Another potential limitation may be PGS imprecision. By aggregating across many variants not associated with the endophenotype but rather only with the phenotype, PGSs may contain ‘noise’ that may downwardly bias its association with an endophenotype. Another issue relevant to the current state of GWAS research is the lack of a large sample non-European GWAS meta-analyses. The GWAS meta-analyses statistics used here are all based on individuals of European descent, thus limiting the target population to only Europeans. More research is needed in non-European populations to generalize the effectiveness of both the PGS, which may vary in part by ancestral allele frequency differences, and endophenotypes to better understanding the biological underpinnings of these complex traits.

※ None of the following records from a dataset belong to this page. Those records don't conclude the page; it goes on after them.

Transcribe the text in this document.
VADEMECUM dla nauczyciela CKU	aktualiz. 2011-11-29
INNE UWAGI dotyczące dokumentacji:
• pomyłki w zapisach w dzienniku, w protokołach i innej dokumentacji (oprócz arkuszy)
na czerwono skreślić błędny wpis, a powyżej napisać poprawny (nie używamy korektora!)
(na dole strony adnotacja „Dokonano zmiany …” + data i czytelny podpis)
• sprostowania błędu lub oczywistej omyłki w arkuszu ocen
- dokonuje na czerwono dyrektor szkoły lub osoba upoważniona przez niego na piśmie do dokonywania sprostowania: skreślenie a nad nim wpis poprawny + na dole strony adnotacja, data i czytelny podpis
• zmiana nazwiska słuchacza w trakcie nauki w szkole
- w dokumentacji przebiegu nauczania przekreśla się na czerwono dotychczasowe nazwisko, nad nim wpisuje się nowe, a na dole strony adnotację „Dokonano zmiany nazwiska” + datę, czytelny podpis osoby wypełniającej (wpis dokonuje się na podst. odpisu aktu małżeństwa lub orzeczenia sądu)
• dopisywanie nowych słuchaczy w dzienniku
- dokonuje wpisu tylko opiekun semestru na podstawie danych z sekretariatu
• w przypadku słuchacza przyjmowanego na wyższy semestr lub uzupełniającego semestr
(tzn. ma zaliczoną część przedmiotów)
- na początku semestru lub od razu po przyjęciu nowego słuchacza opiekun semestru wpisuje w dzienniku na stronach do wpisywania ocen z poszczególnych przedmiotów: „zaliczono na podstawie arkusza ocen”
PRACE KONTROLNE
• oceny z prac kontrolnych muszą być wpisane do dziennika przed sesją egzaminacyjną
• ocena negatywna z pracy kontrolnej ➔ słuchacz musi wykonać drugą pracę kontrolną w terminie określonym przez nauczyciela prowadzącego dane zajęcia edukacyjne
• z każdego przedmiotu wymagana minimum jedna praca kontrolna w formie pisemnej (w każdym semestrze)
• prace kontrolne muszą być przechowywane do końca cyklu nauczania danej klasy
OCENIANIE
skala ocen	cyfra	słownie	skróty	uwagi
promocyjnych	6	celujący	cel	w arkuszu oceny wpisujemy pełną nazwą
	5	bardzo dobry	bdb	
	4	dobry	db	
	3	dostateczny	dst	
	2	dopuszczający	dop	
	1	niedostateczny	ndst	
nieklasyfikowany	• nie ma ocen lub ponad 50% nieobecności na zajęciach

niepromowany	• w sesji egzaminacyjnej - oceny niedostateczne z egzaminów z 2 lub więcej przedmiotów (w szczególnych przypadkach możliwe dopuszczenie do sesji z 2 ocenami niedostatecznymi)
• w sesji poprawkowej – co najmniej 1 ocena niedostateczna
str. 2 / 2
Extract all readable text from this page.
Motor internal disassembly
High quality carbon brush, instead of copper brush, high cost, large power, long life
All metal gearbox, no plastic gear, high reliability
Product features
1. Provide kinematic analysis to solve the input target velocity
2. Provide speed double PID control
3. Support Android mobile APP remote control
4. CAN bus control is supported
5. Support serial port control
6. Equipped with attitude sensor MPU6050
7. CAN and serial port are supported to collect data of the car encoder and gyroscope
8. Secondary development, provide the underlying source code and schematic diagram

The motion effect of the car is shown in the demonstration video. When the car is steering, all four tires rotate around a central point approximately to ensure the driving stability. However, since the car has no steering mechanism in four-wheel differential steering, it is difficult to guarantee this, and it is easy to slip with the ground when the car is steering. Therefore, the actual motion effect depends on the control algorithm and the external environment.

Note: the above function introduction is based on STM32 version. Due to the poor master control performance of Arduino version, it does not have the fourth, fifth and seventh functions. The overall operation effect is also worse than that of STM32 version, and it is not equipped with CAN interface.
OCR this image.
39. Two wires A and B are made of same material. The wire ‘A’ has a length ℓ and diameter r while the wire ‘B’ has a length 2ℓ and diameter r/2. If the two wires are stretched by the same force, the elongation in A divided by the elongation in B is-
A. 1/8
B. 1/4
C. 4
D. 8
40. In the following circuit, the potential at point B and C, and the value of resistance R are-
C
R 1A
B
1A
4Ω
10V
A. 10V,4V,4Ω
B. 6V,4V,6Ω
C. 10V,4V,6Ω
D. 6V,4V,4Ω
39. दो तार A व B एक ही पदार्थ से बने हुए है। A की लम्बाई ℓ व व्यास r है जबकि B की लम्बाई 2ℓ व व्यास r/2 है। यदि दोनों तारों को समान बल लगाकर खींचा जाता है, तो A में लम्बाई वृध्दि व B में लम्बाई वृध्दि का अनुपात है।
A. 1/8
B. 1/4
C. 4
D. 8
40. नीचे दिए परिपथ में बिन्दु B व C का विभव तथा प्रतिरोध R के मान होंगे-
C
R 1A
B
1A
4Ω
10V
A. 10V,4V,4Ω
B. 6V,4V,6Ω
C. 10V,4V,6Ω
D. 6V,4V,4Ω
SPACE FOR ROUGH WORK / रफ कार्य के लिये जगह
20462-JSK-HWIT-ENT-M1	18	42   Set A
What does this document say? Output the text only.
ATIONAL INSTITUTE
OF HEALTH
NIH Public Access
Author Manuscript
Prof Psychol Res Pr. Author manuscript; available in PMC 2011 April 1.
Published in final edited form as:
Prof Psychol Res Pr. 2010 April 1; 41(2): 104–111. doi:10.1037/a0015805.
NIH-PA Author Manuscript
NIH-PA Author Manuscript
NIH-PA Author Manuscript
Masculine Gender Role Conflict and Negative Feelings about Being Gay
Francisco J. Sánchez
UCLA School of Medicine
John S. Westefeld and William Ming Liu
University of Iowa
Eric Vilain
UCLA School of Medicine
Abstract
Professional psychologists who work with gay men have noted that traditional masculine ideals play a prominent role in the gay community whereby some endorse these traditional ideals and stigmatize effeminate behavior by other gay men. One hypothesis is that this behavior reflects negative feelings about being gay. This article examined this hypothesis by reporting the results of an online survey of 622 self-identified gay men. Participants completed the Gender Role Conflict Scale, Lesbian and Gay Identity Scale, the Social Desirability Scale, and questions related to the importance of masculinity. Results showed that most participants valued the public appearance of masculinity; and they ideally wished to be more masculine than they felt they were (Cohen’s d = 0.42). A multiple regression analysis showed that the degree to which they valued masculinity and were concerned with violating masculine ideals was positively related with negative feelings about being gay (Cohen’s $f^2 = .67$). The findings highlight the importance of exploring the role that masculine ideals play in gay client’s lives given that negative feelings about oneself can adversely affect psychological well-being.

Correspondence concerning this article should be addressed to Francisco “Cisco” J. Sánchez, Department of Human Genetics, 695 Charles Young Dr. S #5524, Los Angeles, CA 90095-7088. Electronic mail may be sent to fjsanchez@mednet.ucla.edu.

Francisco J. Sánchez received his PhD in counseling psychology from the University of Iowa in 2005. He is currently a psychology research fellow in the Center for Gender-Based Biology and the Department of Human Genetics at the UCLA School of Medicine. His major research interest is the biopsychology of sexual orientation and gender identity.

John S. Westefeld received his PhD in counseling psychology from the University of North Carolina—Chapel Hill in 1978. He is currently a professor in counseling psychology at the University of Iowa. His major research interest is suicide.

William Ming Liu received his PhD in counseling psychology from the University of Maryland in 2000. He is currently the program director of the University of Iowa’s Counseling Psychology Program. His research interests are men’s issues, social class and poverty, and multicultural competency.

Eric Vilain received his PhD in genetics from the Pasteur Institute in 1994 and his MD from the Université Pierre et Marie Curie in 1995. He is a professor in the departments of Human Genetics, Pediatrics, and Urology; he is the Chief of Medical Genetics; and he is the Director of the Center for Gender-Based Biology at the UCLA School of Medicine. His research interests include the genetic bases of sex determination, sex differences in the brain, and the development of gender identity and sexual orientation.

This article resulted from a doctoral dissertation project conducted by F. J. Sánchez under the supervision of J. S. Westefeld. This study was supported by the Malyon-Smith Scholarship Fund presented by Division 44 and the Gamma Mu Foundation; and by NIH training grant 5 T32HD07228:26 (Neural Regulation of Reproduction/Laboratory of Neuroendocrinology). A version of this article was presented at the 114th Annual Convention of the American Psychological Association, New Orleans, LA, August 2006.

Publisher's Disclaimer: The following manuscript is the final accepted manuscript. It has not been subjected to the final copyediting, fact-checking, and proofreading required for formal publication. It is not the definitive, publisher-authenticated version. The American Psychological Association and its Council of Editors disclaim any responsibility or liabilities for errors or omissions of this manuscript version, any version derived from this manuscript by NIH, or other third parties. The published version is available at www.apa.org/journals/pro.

The current results represent meaningful progress in linking polygenic liability for schizophrenia, alcohol use, regular smoking, and educational attainment to multivariate psychophysiological endophenotypes of decision-making (P3/δ) and prefrontal control (θ/antisaccade). While at present endophenotypes may not explain large amounts of polygenic variance in psychopathology or psychological traits, these results are an encouraging step forward. Future studies will likely benefit from leveraging a large collection of relevant endophenotypes, each likely accounting for a small amount of variance, in a multivariate fashion to better understand the polygenic risk associated with a single trait.